内部缺陷评定:由于A型超声检测与相控阵超声检测结果对比,相控阵超声检测结果显示缺陷长度及幅度更高,以相控阵超声检测结果为评定依据,按DL/T1718-2017标准该处焊接接头评为I级。
Claims (8)
- 一种高温状态下焊接接头组合检测方法,其特征在于,包括以下步骤:对焊接接头及两侧母材进行表面处理;对焊接接头进行表面波超声检测;对焊接接头进行磁粉检测;对焊接接头进行相控阵超声检测;对焊接接头进行A型超声检测;根据表面波超声检测结果、磁粉检测结果、相控阵超声检测结果及A型超声检测结果综合确定焊接接头的缺陷。
- 根据权利要求1所述的高温状态下焊接接头组合检测方法,其特征在于,对焊接接头及两侧母材进行表面处理的具体过程为:清除扫查面的氧化层及油污,打磨所有焊道及熔合线处,使焊接接头及两侧母材的粗糙度小于等于6.3μm。

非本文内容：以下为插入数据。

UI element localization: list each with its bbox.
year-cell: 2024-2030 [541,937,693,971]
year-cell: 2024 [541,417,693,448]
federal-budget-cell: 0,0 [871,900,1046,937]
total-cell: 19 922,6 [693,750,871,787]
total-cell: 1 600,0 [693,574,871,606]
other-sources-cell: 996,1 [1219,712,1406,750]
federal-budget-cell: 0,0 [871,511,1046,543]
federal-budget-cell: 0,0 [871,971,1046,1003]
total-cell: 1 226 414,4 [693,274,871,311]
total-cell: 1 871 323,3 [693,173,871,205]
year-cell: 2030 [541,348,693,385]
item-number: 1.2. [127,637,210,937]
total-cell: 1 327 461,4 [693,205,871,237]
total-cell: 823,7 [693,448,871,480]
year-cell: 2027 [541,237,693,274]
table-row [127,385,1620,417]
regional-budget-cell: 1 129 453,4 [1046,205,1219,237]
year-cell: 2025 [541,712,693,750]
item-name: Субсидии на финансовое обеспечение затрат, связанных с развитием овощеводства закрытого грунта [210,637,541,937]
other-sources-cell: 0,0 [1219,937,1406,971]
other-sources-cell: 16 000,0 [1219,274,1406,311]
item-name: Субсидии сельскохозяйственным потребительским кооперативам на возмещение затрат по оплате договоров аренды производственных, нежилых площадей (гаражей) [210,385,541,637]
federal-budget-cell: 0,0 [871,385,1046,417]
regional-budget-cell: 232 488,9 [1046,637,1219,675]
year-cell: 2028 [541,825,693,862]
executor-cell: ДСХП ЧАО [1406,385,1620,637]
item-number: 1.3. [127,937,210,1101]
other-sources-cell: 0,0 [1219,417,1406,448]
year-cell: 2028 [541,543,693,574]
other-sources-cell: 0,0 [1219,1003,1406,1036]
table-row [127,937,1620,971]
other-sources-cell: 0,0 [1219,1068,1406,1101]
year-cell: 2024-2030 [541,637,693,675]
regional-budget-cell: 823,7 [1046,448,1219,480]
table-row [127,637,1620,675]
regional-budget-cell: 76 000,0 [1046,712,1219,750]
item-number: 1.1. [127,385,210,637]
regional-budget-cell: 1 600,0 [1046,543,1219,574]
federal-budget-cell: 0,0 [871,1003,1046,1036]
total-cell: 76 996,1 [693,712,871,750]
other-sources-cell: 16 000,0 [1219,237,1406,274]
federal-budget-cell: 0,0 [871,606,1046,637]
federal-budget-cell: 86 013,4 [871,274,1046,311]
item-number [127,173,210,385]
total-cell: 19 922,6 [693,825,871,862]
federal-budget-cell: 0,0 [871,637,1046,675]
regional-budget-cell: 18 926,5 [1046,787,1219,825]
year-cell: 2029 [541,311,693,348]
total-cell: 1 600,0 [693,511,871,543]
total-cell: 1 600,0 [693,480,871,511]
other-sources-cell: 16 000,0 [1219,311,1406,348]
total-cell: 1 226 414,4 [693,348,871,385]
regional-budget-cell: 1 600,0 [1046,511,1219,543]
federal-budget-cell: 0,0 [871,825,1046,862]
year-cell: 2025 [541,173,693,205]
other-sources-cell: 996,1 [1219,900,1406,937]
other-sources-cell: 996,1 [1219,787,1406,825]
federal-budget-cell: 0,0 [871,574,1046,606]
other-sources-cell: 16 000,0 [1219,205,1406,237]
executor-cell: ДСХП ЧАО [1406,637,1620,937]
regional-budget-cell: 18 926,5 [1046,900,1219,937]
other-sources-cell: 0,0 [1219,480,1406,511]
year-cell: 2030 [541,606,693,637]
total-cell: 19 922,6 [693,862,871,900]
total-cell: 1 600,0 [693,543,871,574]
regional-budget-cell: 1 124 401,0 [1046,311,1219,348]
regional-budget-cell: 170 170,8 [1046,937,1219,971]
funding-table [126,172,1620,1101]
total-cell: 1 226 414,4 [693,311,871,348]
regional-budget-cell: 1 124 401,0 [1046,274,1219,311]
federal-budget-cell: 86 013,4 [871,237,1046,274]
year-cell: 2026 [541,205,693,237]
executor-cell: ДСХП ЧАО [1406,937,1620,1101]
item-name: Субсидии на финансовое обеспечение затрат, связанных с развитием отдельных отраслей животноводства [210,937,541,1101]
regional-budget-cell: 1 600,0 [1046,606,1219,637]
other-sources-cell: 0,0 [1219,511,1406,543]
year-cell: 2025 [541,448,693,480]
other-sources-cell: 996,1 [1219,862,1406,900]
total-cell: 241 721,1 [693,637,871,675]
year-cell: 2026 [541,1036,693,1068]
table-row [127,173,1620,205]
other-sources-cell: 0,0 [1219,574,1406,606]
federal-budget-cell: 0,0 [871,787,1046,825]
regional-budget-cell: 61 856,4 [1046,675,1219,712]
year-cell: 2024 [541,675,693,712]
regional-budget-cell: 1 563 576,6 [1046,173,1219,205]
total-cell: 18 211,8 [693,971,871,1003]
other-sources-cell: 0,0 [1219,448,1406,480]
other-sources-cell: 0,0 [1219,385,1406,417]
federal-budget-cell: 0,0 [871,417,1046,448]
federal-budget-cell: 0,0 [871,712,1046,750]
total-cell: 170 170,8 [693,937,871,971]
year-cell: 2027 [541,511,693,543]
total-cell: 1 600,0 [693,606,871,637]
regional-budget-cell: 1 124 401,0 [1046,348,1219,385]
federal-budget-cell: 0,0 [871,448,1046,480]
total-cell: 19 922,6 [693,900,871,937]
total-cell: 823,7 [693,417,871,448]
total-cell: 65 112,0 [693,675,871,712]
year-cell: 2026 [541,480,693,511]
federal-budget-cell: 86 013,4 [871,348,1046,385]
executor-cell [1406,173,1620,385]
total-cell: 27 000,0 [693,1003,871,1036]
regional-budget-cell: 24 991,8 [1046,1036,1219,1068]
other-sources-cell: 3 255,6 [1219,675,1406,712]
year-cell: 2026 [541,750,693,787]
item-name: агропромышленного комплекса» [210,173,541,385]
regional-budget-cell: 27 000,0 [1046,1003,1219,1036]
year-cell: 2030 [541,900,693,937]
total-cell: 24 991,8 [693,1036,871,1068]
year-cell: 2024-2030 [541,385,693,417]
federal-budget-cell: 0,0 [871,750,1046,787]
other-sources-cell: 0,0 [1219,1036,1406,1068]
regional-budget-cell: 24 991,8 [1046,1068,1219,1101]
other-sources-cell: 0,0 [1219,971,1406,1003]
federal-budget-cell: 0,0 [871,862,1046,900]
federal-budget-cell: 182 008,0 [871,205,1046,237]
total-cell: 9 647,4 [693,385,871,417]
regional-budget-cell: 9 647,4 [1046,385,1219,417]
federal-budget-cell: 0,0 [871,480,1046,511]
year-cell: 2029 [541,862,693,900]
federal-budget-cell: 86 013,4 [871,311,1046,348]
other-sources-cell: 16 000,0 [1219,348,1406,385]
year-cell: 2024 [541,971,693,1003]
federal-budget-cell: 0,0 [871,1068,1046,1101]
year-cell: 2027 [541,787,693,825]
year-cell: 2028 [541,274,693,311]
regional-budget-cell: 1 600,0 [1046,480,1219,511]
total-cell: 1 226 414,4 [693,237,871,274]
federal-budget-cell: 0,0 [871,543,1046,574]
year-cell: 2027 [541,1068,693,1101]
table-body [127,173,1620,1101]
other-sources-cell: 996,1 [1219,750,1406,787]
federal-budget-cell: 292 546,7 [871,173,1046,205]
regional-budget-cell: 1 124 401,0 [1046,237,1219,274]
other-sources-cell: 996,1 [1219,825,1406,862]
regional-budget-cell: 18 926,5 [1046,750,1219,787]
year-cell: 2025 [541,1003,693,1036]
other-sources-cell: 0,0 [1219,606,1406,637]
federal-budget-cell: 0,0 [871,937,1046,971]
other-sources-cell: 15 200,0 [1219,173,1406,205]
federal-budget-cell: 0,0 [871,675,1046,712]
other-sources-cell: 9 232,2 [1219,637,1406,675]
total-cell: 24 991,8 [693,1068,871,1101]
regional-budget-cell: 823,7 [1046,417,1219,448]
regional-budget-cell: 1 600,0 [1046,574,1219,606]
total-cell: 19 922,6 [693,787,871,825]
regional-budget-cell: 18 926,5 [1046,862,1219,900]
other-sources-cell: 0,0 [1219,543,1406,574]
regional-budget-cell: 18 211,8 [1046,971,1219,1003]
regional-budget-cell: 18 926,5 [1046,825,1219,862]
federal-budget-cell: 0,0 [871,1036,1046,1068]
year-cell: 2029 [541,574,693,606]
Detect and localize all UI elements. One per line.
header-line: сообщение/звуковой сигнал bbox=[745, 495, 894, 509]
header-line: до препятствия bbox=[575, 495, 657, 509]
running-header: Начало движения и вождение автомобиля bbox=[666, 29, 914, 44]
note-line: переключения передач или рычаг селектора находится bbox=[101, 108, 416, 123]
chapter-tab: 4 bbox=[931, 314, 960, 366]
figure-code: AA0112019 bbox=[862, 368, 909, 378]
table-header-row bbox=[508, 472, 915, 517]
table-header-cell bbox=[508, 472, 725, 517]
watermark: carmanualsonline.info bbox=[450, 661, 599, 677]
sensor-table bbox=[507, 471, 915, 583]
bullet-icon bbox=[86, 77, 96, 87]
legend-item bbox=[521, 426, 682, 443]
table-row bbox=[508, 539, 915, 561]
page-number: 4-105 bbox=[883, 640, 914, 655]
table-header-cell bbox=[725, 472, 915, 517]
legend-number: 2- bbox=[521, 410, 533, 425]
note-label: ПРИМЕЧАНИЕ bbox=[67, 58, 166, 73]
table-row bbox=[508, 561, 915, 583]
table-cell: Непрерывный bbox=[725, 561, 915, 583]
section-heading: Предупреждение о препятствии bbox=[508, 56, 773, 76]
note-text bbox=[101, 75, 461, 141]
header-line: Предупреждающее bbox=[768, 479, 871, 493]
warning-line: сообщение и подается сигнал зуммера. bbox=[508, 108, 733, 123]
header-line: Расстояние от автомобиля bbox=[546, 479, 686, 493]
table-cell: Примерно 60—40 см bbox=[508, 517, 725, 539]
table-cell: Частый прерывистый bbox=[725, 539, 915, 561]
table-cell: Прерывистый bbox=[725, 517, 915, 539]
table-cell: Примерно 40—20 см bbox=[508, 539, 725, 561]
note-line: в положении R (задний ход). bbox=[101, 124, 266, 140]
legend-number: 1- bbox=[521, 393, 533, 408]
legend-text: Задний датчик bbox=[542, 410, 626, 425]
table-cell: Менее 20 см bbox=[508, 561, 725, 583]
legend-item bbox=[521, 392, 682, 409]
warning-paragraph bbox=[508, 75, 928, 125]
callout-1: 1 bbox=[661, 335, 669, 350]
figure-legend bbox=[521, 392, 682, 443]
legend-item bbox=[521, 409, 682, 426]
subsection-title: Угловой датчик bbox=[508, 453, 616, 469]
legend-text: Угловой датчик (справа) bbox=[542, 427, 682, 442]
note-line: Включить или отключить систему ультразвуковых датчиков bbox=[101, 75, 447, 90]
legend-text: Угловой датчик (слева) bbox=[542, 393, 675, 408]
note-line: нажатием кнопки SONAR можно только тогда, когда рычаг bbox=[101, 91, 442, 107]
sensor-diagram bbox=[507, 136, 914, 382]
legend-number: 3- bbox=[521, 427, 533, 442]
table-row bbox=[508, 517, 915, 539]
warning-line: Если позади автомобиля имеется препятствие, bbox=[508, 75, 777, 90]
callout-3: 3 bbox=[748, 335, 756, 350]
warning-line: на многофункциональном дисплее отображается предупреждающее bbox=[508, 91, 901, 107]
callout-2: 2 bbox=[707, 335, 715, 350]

- 根据权利要求1所述的高温状态下焊接接头组合检测方法,其特征在于,对焊接接头进行表面波超声检测的具体过程为:在探头前沿距焊缝边缘大于等于30mm的位置处进行表面波检测,其中,检测间隔小于等于5倍的探头宽度。
- 根据权利要求1所述的高温状态下焊接接头组合检测方法,其特征在于,对焊接接头进行相控阵超声检测的具体操作为:利用耐高温的相控阵探头及楔块对焊接接头进行相控阵超声检测。
- 根据权利要求1所述的高温状态下焊接接头组合检测方法,其特征在于,对表面波超声检测及磁粉检测均存在的缺陷,则以表面波超声检测结果为准。
- 根据权利要求1所述的高温状态下焊接接头组合检测方法,其特征在于,对表面波超声检测出的但磁粉未检出的缺陷进行定期监督检测。
- 根据权利要求1所述的高温状态下焊接接头组合检测方法,其特征在于,对相控阵超声及A型超声均检测出的缺陷,以相控阵超声检测及A型超声检测中最严重的检测结果为准。
- 根据权利要求1所述的高温状态下焊接接头组合检测方法,其特征在于,对相控阵超声检测出且A型超声未检出的缺陷,以相控阵超声检测的结果为准。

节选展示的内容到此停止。